3: 24/7 Verfügbarkeit, Plattformunabhängig!
Ein weiterer wichtiger Punkt in der Zusammenarbeit im Team. Figma ermöglicht eine plattformunabhängige Zusammenarbeit. Jeder der zum Projekt zugelassen ist kann sich jederzeit über den Browser bei Figma einloggen und den aktuellen Designstand ansehen, ohne eine Software zu installieren.
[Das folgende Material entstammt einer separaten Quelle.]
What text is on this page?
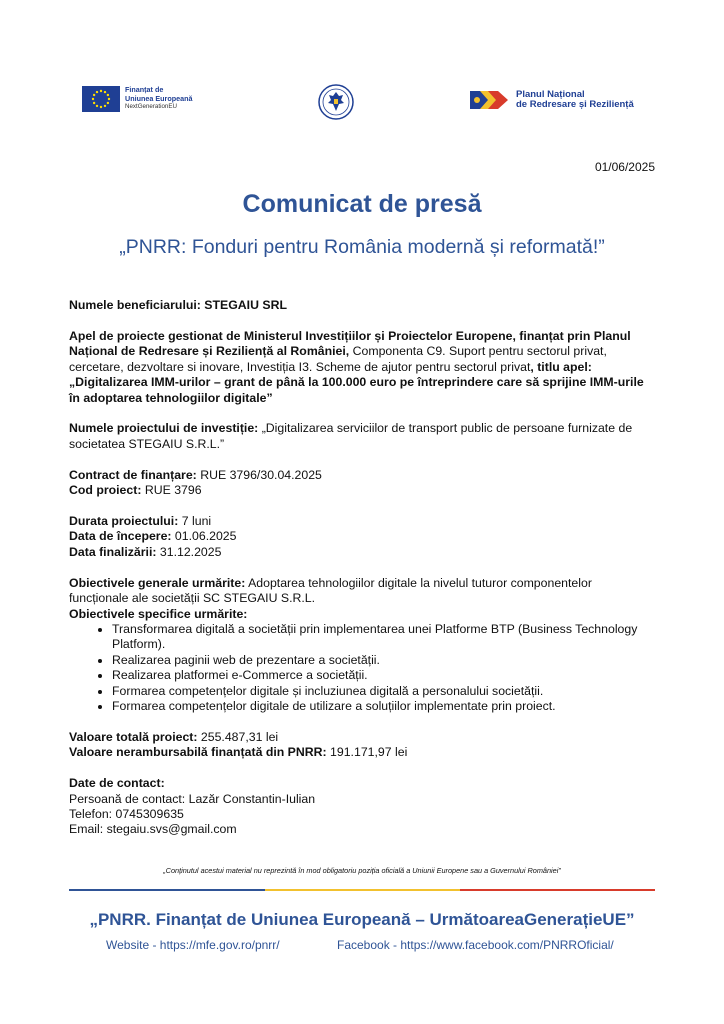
Finanțat de
Uniunea Europeană
NextGenerationEU
Planul Național
de Redresare și Reziliență
01/06/2025
Comunicat de presă
„PNRR: Fonduri pentru România modernă și reformată!”

Numele beneficiarului: STEGAIU SRL

Apel de proiecte gestionat de Ministerul Investițiilor și Proiectelor Europene, finanțat prin Planul Național de Redresare și Reziliență al României, Componenta C9. Suport pentru sectorul privat, cercetare, dezvoltare si inovare, Investiția I3. Scheme de ajutor pentru sectorul privat, titlu apel: „Digitalizarea IMM-urilor – grant de până la 100.000 euro pe întreprindere care să sprijine IMM-urile în adoptarea tehnologiilor digitale”

Numele proiectului de investiție: „Digitalizarea serviciilor de transport public de persoane furnizate de societatea STEGAIU S.R.L.”

Contract de finanțare: RUE 3796/30.04.2025

Cod proiect: RUE 3796

Durata proiectului: 7 luni

Data de începere: 01.06.2025

Data finalizării: 31.12.2025

Obiectivele generale urmărite: Adoptarea tehnologiilor digitale la nivelul tuturor componentelor funcționale ale societății SC STEGAIU S.R.L.

Obiectivele specifice urmărite:

• Transformarea digitală a societății prin implementarea unei Platforme BTP (Business Technology Platform).
• Realizarea paginii web de prezentare a societății.
• Realizarea platformei e-Commerce a societății.
• Formarea competențelor digitale și incluziunea digitală a personalului societății.
• Formarea competențelor digitale de utilizare a soluțiilor implementate prin proiect.

Valoare totală proiect: 255.487,31 lei

Valoare nerambursabilă finanțată din PNRR: 191.171,97 lei

Date de contact:

Persoană de contact: Lazăr Constantin-Iulian

Telefon: 0745309635

Email: stegaiu.svs@gmail.com

„Conținutul acestui material nu reprezintă în mod obligatoriu poziția oficială a Uniunii Europene sau a Guvernului României”
„PNRR. Finanțat de Uniunea Europeană – UrmătoareaGenerațieUE”
Website - https://mfe.gov.ro/pnrr/	Facebook - https://www.facebook.com/PNRROficial/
4: Feedback im Team einholen
Wie schon im Punkt „#1: Co-Gestaltung von Screens“ erwähnt möchte ich nochmal die Feedbackfunktion erwähnen. Jeder der zum Projekt zugelassen ist kann jederzeit Kommentare schreiben. Ein Kommentar verfasst man oben links, einfach auf die Sprechblase klicken und ein Kommentar schreiben. Die Kommentare werden dann rechts angezeigt. Oben rechts in der Menüleiste sieht man wer gerade im Dokument arbeitet. Wenn man auf das Icon der Person klickt, kommt man direkt zu der Stelle, wo diese Person gerade in der Datei etwas bearbeitet.

5: Projekt an die Entwickler übergeben
Auch hier spart man sich wieder zusätzliche Tools wie z. B. Zeplin.io, um die Designs an die Entwicklung zu übergeben. Projekte werden einfach via Sharing-Link oder Einladung für die betreffenden Personen freigegeben – fertig! Die Entwickler können sich ganz einfach rechts im „Inspect“ Modus die Codes kopieren. Figma zeigt die Farbwerte, die Schriften, die Positionen, die Größen sowie das Spacing in CSS, Swift und XML an. Die Entwickler können sich somit flexibel und schnell selber sich die nötigen Definitionen in der Datei anzeigen lassen.

Weitere Vorteile

  • Google Fonts sind automatisch vorinstalliert und zusätzlich lassen sich auch lokale Fonts nutzen
  • Sketch Dateien lassen sich reibungslos importieren
    (aber Vorsicht, du kannst die Dateien nicht nach Sketch importieren)
  • Figma hat eine große Community und es gibt sehr viele Tutorials im Internet
  • Version Historie, um den Verlauf der Zusammenarbeit zu verfolgen

Mein Fazit: Figma macht einen sehr guten Eindruck. Die Einarbeitung läuft schnell und ohne Schwierigkeiten da alle Bedienelemente an gewohnten Stellen zu finden sind. Clickdummy bzw. Prototypen bauen war im Team noch nie so einfach und das macht Figma einzigartig. Mehrere Personen können zeitgleich in derselben Datei arbeiten, ohne sich gegenseitig zu überschreiben, was ein großer Vorteil ist. Meine Top 5 Gründe überzeugen mich hundertprozentig zu Figma zu wechseln. Ich bin gespannt, ob ich weiter Miro und Figma einsetze oder aber Figma irgendwann noch Miro ablöst, ich bin gespannt auf die nächsten Monate.